The next three essays address familiar literary problems of appropriation by examining how some rather surprising nineteenth- and early twentieth-century writers used and misused medieval models. In "Eric Brighteyes: Rider Haggard Rewrites the Sagas," Jona Hammer explores the intersection of two aspects of Victorian readership in a lesser known novel of Rider Haggard, Eric Brighteyes (1891) as an expression of renewed popular taste for historical fiction and the use of Icelandic sagas as model. Although familiar features mark this work as "neo-saga," Hammer's most salient insights fasten on his perception of the novel as "anti-saga," in which Haggard is seen to "turn these features over to expose the hidden sides or reshapes them altogether." As the author points out, Haggard's "darker side" is aligned with his preoccupation with predestination and a supernatural cosmic order, as well as his fascination with femininity and the occult. Beyond the stylistic shifts of the "anti-saga," however, Haggard's stoic hero steps out of his role to comment on the destructive ideology behind it to reveal the masculine-feminine duality in his nature, as well as his instability and doubt. In Hammer's view, Haggard rejects the Victorian idealization of the Nordic past for a recognition of its dark side and hence becomes, in Hammer's view, a prescient forerunner of postmodern historical fiction.

In his piece entitled, "'Biddeth Peres Ploughman go to his werk': Appropriation of Piers Plowman in the Nineteenth and Twentieth Centuries," Paul Hardwick pursues the issue of how the complexity and open-endedness of Langland's work became an "historical document" of the fourteenth century at odds with early modern expectations of the Middle Ages. In the hands of enthusiasts, such as William Morris, Piers Plowman was enlisted in the contemporary political cause of "socialist medievalism," in its revelation of "the social chasm which in the fourteenth century severed the rich from the poor," as well as, in the author's opinion, "the chasm which severs past from present."
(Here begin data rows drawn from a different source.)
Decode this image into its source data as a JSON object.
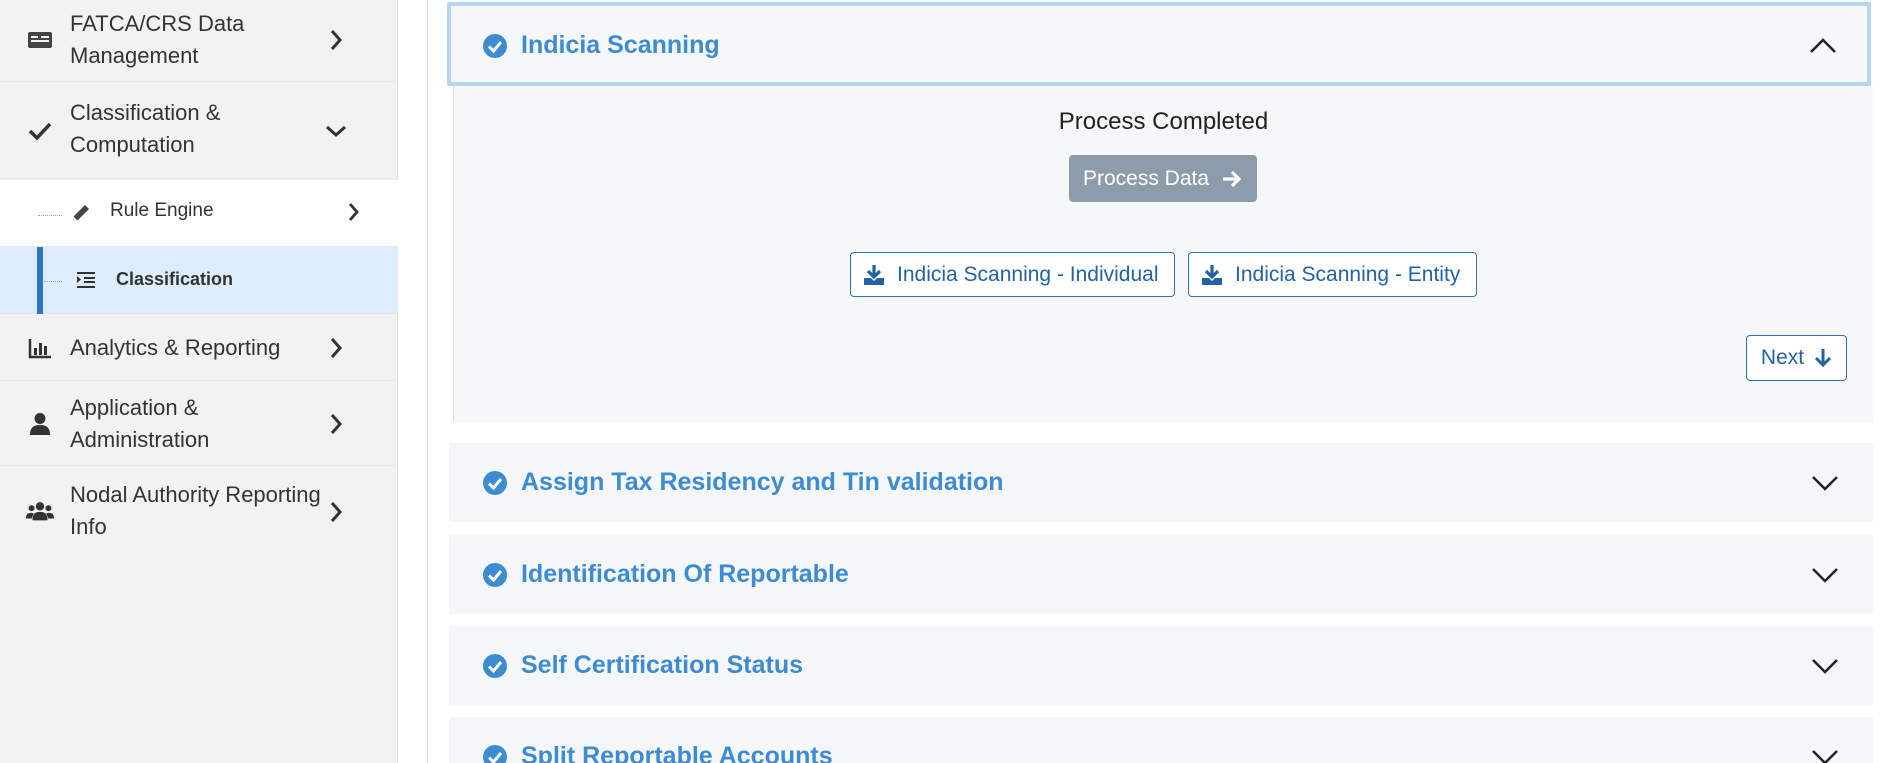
{
  "sidebar": {
    "items": [
      {
        "label": "FATCA/CRS Data Management",
        "icon": "id-card-icon"
      },
      {
        "label": "Classification & Computation",
        "icon": "check-icon",
        "expanded": true
      },
      {
        "label": "Analytics & Reporting",
        "icon": "bar-chart-icon"
      },
      {
        "label": "Application & Administration",
        "icon": "user-icon"
      },
      {
        "label": "Nodal Authority Reporting Info",
        "icon": "users-icon"
      }
    ],
    "subitems": [
      {
        "label": "Rule Engine",
        "icon": "pencil-icon"
      },
      {
        "label": "Classification",
        "icon": "list-indent-icon",
        "active": true
      }
    ]
  },
  "accordion": {
    "open_section": {
      "title": "Indicia Scanning",
      "status": "Process Completed",
      "process_button": "Process Data",
      "download_individual": "Indicia Scanning - Individual",
      "download_entity": "Indicia Scanning - Entity",
      "next_button": "Next"
    },
    "collapsed_sections": [
      {
        "title": "Assign Tax Residency and Tin validation"
      },
      {
        "title": "Identification Of Reportable"
      },
      {
        "title": "Self Certification Status"
      },
      {
        "title": "Split Reportable Accounts"
      }
    ]
  },
  "colors": {
    "accent": "#3d8bd0",
    "active_bg": "#deedfb",
    "active_bar": "#2e74c0",
    "button_disabled": "#8d9cab",
    "button_outline": "#2e6fb5"
  }
}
William Calin frames his analysis of "What Tales of a Wayside Inn Tells Us about Longfellow and about Chaucer" within the framework of Kim Moreland's recent thesis (The Medieval Impulse in American Literature, 1996)--"that medievalism functioned as a response to and a reaction against modernity, capitalism, the cult of progress, optimism, and the growing materialism of life in America after the Civil War." By intertextually recasting the Chaucerian idea of the Canterbury Tales in his own nineteenth-century Massachusetts, Longfellow wrote a text of what Calin calls "secondary medievalism." Rejecting contemporary American reality for a timeless medieval past, Longfellow "corrects" Chaucer to conform to the expectations of his audience--mimetic realism emerges and sex disappears. Calin concludes that the American poet's medievalism became almost as central to the modernist experience as it was to romanticism.

The last essays deal with two enduring prejudices marking the intersection of learned and popular culture in the nineteenth century. In her "Bad Baronets and the Curse of Medievalism," Claire Simmons seeks to redress anti-medievalist attacks on the lowest-ranking of the titled classes, the baronetage, which did not even exist in the Middle Ages. Drawing her examples from the villains in such Victorian novels as Disraeli's Sybil (1848), Wilkie Collins's The Woman in White (1860) and Conan Doyles' The Hound of the Baskervilles (1901), the author explores the false medievalism of the bad baronets. In "'The Bony, Grasping Hand': Nineteenth-Century Protestant Views on Medieval Canon Law," Bruce Brasington analyzes a particularly salient aspect of prejudice, both popular and academic, in hostile perceptions of the ecclesiastical legal apparatus prior to the Reformation. In contrast to Simmons, however, he concludes that, despite our admirable intentions to understand rather than disparage the past, the enduring American Protestant prejudice against Rome, the Middle Ages, and lawyers, is still with us.